変化はそれだけに止まらない。足元に生えている雑草の風での揺らぎが止まって見える。強襲を仕掛けている
時間操作をしている訳ではない。目の奥深く、脳へ魔力集中をする事によって意識を高速回転させたのだ。
誰もが一度は聞いたり、体験した事のある人もいるだろう。怪我や事故に遭った際、視界が緩やかになったり、一瞬の出来事の筈なのに普段かそれ以上に考え事が出来たという人がいるという。私も幼少の頃に戸棚の物が足先に落ちてくる際に、落ちたら痛いから避けないとと認識した事がある。実際は認識していただけで落下物は親指へと直撃して大泣きするだけだったが。
先日の墜落事故の際、全身に強力に身体強化を重ねた時だ。落下しているのに風景がゆっくり移動しているように見えたのだ。高速の意識下だからこそ、落下の衝撃に耐えられるように順序立てて身体を動かす事が出来たのだ。一瞬という世界の中で。
移動中の練習のおかげで、どこにどの程度の魔力を集中すればいいかは把握出来てきていた。それの実践をぶっつけ本番でするだけだ。
問題点が無いわけではない。自分の身体能力では低速になった世界ではまともに動く事が出来なかった。身体強化を併用して低速の壁を破らないと、ただゆっくり見えるだけなのだ。それでも使い道はいくらでもありそうだが。
さておき、再び子どもに襲い掛かろうとしている鷹に対して礫を投げる。もちろん身体強化込みの大威力で。ゆっくり流れるモノトーンな世界でも礫は高速と言える速さで飛んでいき、鷹に当たる…かと思われたが、かなり離れた位置を通り過ぎてしまった。飛来物に慌てたのか鷹は上空に戻っていく。

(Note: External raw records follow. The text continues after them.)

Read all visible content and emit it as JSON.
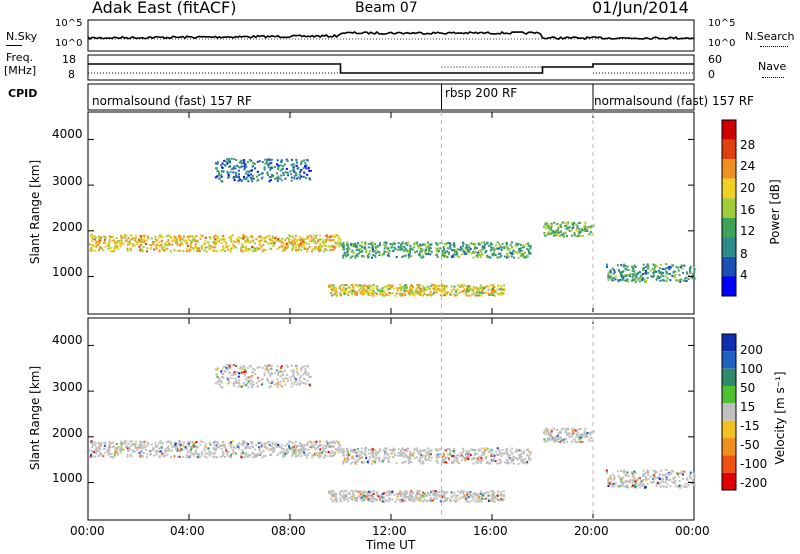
{
  "header": {
    "radar": "Adak East (fitACF)",
    "beam": "Beam 07",
    "date": "01/Jun/2014"
  },
  "top_panels": {
    "nsky_label": "N.Sky",
    "nsky_ticks": [
      "10^5",
      "10^0"
    ],
    "nsearch_label": "N.Search",
    "freq_label": "Freq.",
    "freq_unit": "[MHz]",
    "freq_ticks": [
      "18",
      "8"
    ],
    "nave_label": "Nave",
    "nave_ticks": [
      "60",
      "0"
    ],
    "cpid_label": "CPID",
    "cpid_segments": [
      {
        "label": "normalsound (fast) 157 RF",
        "start": "00:00",
        "end": "14:00"
      },
      {
        "label": "rbsp 200 RF",
        "start": "14:00",
        "end": "20:00"
      },
      {
        "label": "normalsound (fast) 157 RF",
        "start": "20:00",
        "end": "24:00"
      }
    ]
  },
  "colorbars": {
    "power": {
      "label": "Power [dB]",
      "ticks": [
        "4",
        "8",
        "12",
        "16",
        "20",
        "24",
        "28"
      ],
      "colors": [
        "#0000ff",
        "#1a4fb5",
        "#2f8a8a",
        "#3ea35a",
        "#9fcd3a",
        "#f0d020",
        "#f09020",
        "#e04010",
        "#d00000"
      ]
    },
    "velocity": {
      "label": "Velocity [m s⁻¹]",
      "ticks": [
        "200",
        "100",
        "50",
        "15",
        "-15",
        "-50",
        "-100",
        "-200"
      ],
      "colors": [
        "#1030b0",
        "#2060c0",
        "#2f8a6a",
        "#50c030",
        "#c0c0c0",
        "#f0c020",
        "#f09020",
        "#f05010",
        "#e00000"
      ]
    }
  },
  "chart_data": [
    {
      "type": "heatmap",
      "name": "power",
      "ylabel": "Slant Range [km]",
      "xlabel": "Time UT",
      "x_ticks": [
        "00:00",
        "04:00",
        "08:00",
        "12:00",
        "16:00",
        "20:00",
        "00:00"
      ],
      "y_ticks": [
        "1000",
        "2000",
        "3000",
        "4000"
      ],
      "xlim_hours": [
        0,
        24
      ],
      "ylim_km": [
        180,
        4600
      ],
      "echo_bands": [
        {
          "t0": 0,
          "t1": 10,
          "r_center": 1750,
          "width": 180,
          "level": 17
        },
        {
          "t0": 10,
          "t1": 17.5,
          "r_center": 1600,
          "width": 170,
          "level": 10
        },
        {
          "t0": 18,
          "t1": 20,
          "r_center": 2050,
          "width": 160,
          "level": 11
        },
        {
          "t0": 20.5,
          "t1": 24,
          "r_center": 1100,
          "width": 200,
          "level": 9
        },
        {
          "t0": 9.5,
          "t1": 16.5,
          "r_center": 720,
          "width": 120,
          "level": 16
        },
        {
          "t0": 5,
          "t1": 8.8,
          "r_center": 3350,
          "width": 250,
          "level": 6
        }
      ]
    },
    {
      "type": "heatmap",
      "name": "velocity",
      "ylabel": "Slant Range [km]",
      "xlabel": "Time UT",
      "x_ticks": [
        "00:00",
        "04:00",
        "08:00",
        "12:00",
        "16:00",
        "20:00",
        "00:00"
      ],
      "y_ticks": [
        "1000",
        "2000",
        "3000",
        "4000"
      ],
      "xlim_hours": [
        0,
        24
      ],
      "ylim_km": [
        180,
        4600
      ]
    }
  ]
}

うーむ…いくら身体強化してもコントロールまでは上手くならないかと、残念に思っていると、おや?旋回位置が先程よりも圧倒的に私に近い。どうやら獲物を切り替えたようだ。それならこちらもノーコンの心配をしなくて済む。儲け物だ。
遠く、子どもが頭を上げて私に何か言っているようだが意識強化のスロー世界では何言ってるかさっぱりわからん。気にしない。襲ってきた鷹を抑えるほうが先だ。

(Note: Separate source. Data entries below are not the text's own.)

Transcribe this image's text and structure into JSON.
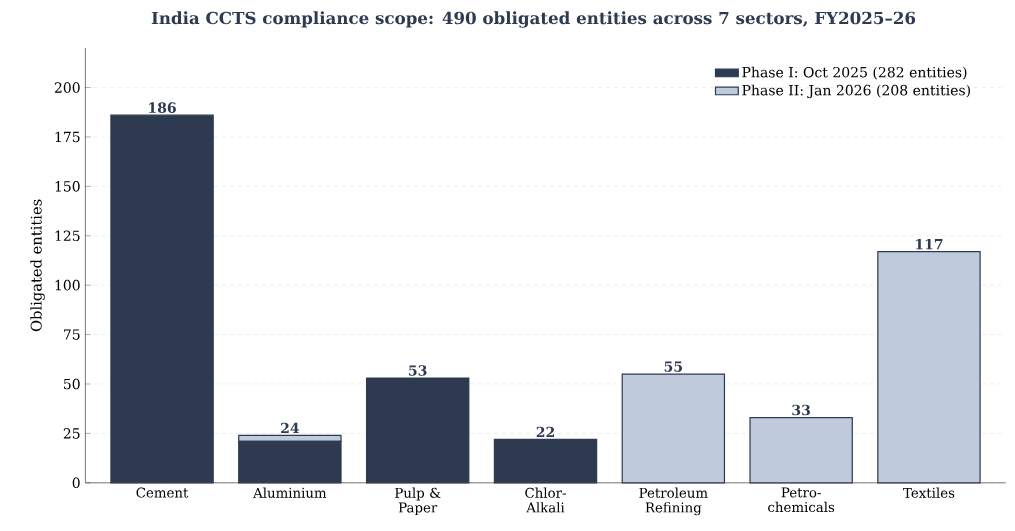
{
  "chart_data": {
    "type": "bar",
    "title": "India CCTS compliance scope: 490 obligated entities across 7 sectors, FY2025–26",
    "ylabel": "Obligated entities",
    "categories": [
      "Cement",
      "Aluminium",
      "Pulp & Paper",
      "Chlor-Alkali",
      "Petroleum Refining",
      "Petro-chemicals",
      "Textiles"
    ],
    "stacked": true,
    "series": [
      {
        "name": "Phase I: Oct 2025 (282 entities)",
        "color": "#2e3a4f",
        "values": [
          186,
          21,
          53,
          22,
          null,
          null,
          null
        ]
      },
      {
        "name": "Phase II: Jan 2026 (208 entities)",
        "color": "#bfcbdc",
        "values": [
          null,
          3,
          null,
          null,
          55,
          33,
          117
        ]
      }
    ],
    "totals": [
      "186",
      "24",
      "53",
      "22",
      "55",
      "33",
      "117"
    ],
    "ylim": [
      0,
      220
    ],
    "yticks": [
      0,
      25,
      50,
      75,
      100,
      125,
      150,
      175,
      200
    ],
    "grid": "y",
    "legend": "top right"
  }
}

来襲する鷹。目と鼻の先、鎌の狙いが肩に。その直前、当たるか当たらないかのギリギリを私は余裕を持って真横にスライドし、鷹の広げる翼の片側を万力のような力を込めた右手で掴む。そして鷹の高速落下するエネルギーを無視するように片腕で受け止め、振り上げて即座に思いきり地面に叩きつけてやった。